第6章
第21話 折り畳み傘と美人な彼女①
8月上旬のとある日の、午前8時少し前。
既に気温は軽く30度超え。
というより、夜の間も30度を下回らないような寝苦しい日が続いている。
『3分後に着くから、玄関に座って待っとけ』
今朝も理不尽すぎるメールが送られて来た。
あの誕生日デートで付き合うことになった桃子と匠刀。
あの日以来、毎朝欠かさずやって来る……あいつが。
それも、必ず拒否権なしのメールを送り付けてくる。
「ハァッ……ハァッ…ッ」
「おはよ」
指示通り、玄関ポーチに座って待っていると、住宅街を軽快に走って来た。
……付き合って2週間目になる彼氏・匠刀が。
部活の稽古が9時から始まるらしくて、自宅からジョギングで学校まで通っているのだとか。
蒸し暑い中、歩くのだって大変なのに。
通過点である我が家に必ず寄って行くのだ。
「ん」
「……ホントに、毎日毎日朝から飽きないね」
「お前な、文句たれずに彼氏の胸に飛び込むとかできねーのかよっ」
「そういうの、私に求める方が間違ってるから」
「彼女らしいこと、全然してくれねーじゃん」
「あーはいはい、わかったわかった」
うちの玄関先で、汗を滲ませた匠刀が両手を広げて訴えて来る。
ご近所さんの目だってあるし、自宅が鍼灸院だから、ほぼいつだって両親がいるというのに。
ほんのちょっぴり汗臭い匠刀に抱きつく。
こうでもしなきゃ、後々もっと面倒だからね。
「シャンプー替えただろ」
「……キモいよ」
「前のやつの方が好き」
「あんたの好みは聞いてない」
「今のが使い終わったら、前のに戻せよな」
「あーはいはい、わかったわかった」
何だろう。
この不毛なやり取り。
毎朝こうしてハグされなければ一日が始まらないというのは、拷問だ。
「ちゅーダメ?」
「ダメ」
「ちゅっでも?」
「ダメ」
「ケチすぎんぞ」
「安売りしちゃダメだって言ったのは誰よ」
「チッ」
「舌打ちしない!ほら、遅れるよ?」
「……ん。ちゃんと連絡しろよ」
唇にキスするのは我慢しても、ちゃっかりおでこにちゅーしてゆく、匠刀。
そんな彼が、颯爽と駆けてゆく背中を見送った。
部活は9時からだけど、1年生は道場と部室の掃除や準備があるらしく。
匠刀はそれも考慮して8時前に自宅を出発する。
匠刀が軽快に走っている姿を見て『カッコいいなぁ』とは思うけど、悔しくならないはずがない。

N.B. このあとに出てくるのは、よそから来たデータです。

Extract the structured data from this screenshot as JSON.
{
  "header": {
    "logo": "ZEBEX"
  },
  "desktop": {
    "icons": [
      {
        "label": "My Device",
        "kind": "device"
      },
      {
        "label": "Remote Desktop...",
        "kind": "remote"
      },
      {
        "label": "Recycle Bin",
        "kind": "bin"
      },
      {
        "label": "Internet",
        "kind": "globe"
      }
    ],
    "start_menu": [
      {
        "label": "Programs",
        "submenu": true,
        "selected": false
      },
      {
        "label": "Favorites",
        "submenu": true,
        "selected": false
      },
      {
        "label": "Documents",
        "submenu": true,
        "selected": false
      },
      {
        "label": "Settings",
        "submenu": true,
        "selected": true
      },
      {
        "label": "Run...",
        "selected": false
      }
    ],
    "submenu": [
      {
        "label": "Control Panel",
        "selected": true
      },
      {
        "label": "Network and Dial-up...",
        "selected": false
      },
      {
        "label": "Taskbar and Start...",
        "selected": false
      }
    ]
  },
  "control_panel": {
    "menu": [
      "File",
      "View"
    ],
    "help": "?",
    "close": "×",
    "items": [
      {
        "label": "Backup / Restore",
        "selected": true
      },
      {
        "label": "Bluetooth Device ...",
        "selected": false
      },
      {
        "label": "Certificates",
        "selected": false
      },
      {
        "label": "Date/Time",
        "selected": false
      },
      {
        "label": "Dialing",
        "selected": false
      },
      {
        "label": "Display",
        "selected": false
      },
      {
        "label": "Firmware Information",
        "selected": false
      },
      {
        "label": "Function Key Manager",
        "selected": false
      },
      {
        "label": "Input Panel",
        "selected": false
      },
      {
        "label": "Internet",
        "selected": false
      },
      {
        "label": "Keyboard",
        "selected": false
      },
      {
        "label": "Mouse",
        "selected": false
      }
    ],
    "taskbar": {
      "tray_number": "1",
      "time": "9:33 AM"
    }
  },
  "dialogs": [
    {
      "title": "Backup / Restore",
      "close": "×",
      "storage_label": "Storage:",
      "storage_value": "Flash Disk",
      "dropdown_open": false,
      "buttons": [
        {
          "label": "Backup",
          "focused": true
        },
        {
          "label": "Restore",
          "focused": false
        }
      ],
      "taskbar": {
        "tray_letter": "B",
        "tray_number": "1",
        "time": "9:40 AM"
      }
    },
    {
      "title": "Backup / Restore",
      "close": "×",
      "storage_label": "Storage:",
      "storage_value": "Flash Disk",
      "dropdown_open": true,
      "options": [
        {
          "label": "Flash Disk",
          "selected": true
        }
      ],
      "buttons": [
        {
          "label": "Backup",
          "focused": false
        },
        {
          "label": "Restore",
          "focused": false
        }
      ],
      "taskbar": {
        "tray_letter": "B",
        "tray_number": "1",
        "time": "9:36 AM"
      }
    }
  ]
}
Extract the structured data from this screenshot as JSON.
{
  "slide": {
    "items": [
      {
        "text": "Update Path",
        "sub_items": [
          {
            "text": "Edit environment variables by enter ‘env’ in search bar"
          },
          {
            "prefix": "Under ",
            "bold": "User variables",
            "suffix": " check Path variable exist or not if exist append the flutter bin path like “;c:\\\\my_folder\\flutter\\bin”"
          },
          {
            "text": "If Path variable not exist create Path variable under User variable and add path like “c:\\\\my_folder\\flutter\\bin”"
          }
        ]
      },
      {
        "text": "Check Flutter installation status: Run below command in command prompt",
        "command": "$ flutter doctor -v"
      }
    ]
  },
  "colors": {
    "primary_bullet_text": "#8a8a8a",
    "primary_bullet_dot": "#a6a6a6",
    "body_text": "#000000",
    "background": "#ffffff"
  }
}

私だってあんな風に、全力疾走じゃなくてもいいから走ってみたい。
ウォーキングでも早歩きでもなく、ジョギングを。
**
その日の午前9時少し前。
「桃子、具合が悪くなったらすぐに連絡するのよ?」
「うん」
「塾の先生にも話してあるから、気分が悪くなったら休ませて貰うんだぞ」
「分かってるって」
玄関で心配そうな表情を浮かべる両親。
今日はお昼を挟んでの授業コース(塾)にしていて、帰宅するのは夕方以降。
本当は毎日通えるし、半日だけのコースもある。
体の状態を踏まえて、親と熟慮した結果だ。
「いってきます」
「気を付けてね」
「いってらっしゃい」
鍼灸院の施術開始前に、両親が玄関で見送りをしてくれた。